Whitworth got his title in eighth grade at the 106-pound weight class. As he grew — physically and in age — the competition grew as well as he bumped up to the 170-pound class by his senior season. The goal still remained the same.

"He never really talked about it much, but I always knew it was kind of a goal, especially once he did it in eighth grade," Pitts said.

A thinker, on and off the mat

Whitworth's wrestling talents have earned him attention from colleges, but it wasn't just his success on the mat that has led him to his eventual collegiate destination.

Whitworth plans to attend Harvard University, an Ivy League school with rigorous academic standards.

"I'm extremely excited to go to Harvard at the next level. They're building and looking great as a program," Whitworth said. "You can't get better schooling anywhere.

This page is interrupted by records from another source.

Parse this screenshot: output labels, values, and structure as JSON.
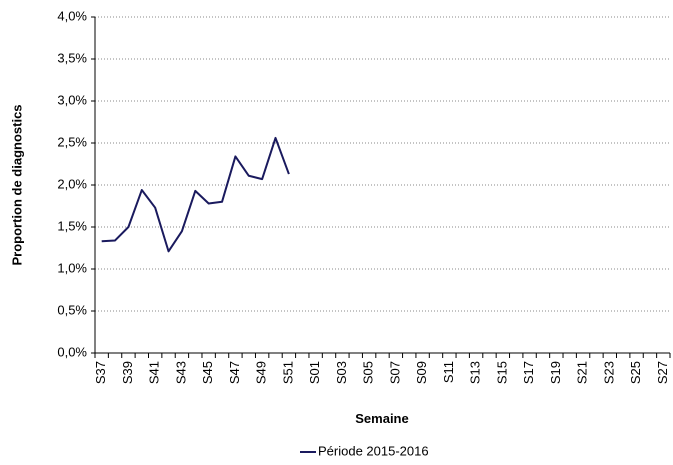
{
  "chart_data": {
    "type": "line",
    "ylabel": "Proportion de diagnostics",
    "xlabel": "Semaine",
    "categories": [
      "S37",
      null,
      "S39",
      null,
      "S41",
      null,
      "S43",
      null,
      "S45",
      null,
      "S47",
      null,
      "S49",
      null,
      "S51",
      null,
      "S01",
      null,
      "S03",
      null,
      "S05",
      null,
      "S07",
      null,
      "S09",
      null,
      "S11",
      null,
      "S13",
      null,
      "S15",
      null,
      "S17",
      null,
      "S19",
      null,
      "S21",
      null,
      "S23",
      null,
      "S25",
      null,
      "S27"
    ],
    "series": [
      {
        "name": "Période 2015-2016",
        "color": "#1a1a5e",
        "values": [
          1.33,
          1.34,
          1.5,
          1.94,
          1.73,
          1.21,
          1.45,
          1.93,
          1.78,
          1.8,
          2.34,
          2.11,
          2.07,
          2.56,
          2.13,
          null,
          null,
          null,
          null,
          null,
          null,
          null,
          null,
          null,
          null,
          null,
          null,
          null,
          null,
          null,
          null,
          null,
          null,
          null,
          null,
          null,
          null,
          null,
          null,
          null,
          null,
          null,
          null
        ]
      }
    ],
    "ylim": [
      0,
      4
    ],
    "yticks": [
      {
        "value": 0,
        "label": "0,0%"
      },
      {
        "value": 0.5,
        "label": "0,5%"
      },
      {
        "value": 1,
        "label": "1,0%"
      },
      {
        "value": 1.5,
        "label": "1,5%"
      },
      {
        "value": 2,
        "label": "2,0%"
      },
      {
        "value": 2.5,
        "label": "2,5%"
      },
      {
        "value": 3,
        "label": "3,0%"
      },
      {
        "value": 3.5,
        "label": "3,5%"
      },
      {
        "value": 4,
        "label": "4,0%"
      }
    ],
    "grid": true,
    "legend": "bottom"
  }
}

That's been my goal to get Division I wrestling and a great education, and I feel like Harvard definitely accomplishes that for me."

Pitts said Whitworth's adroit abilities in the classroom have helped him to become a five-time champ.

"I think that says a lot about just his discipline, being able to do that well academically," Pitts said. "He just always knows where he's supposed to be and what position he doesn't need to be in. He's just a thinker."

The mental side of the sport became increasingly important for Whitworth as the championships — and the pressures — started piling up.

"There was definitely a little pressure the last few years," Whitworth said. "I had people telling me I would be the next five-timer. That was the goal, but I had to win two and three and four first. I had the pressure, but I didn't let it get to me."

To stave off that pressure, Whitworth finds the joy in the sport he loves.

"I really just tried to keep it where I was focusing on one match at a time," Whitworth said. "Once you get to the biggest stages, it really is important to have a good mindset. Everyone is a good wrestler at that point, and it becomes a mental battle. I just try to have fun."

To become that good of a wrestler in the first place isn't all fun, though.

Pitts has seen up close the amount of work Whitworth has put in since he was first starting out at 6 years old.

"Wrestling is one of those sports that you can see a kid all the way up through high school," Pitts said."All of this work he's put in has paid off. I'm definitely excited to see what he does at the next level."

"It's always been a dream of mine from when I was a little kid to someday wrestle Division I," Whitworth said. "Now that it's here, it's just great. It's kind of a culmination of all my years of hard work, and I'm finally able to reap the benefits of it. It was worth every bit of it."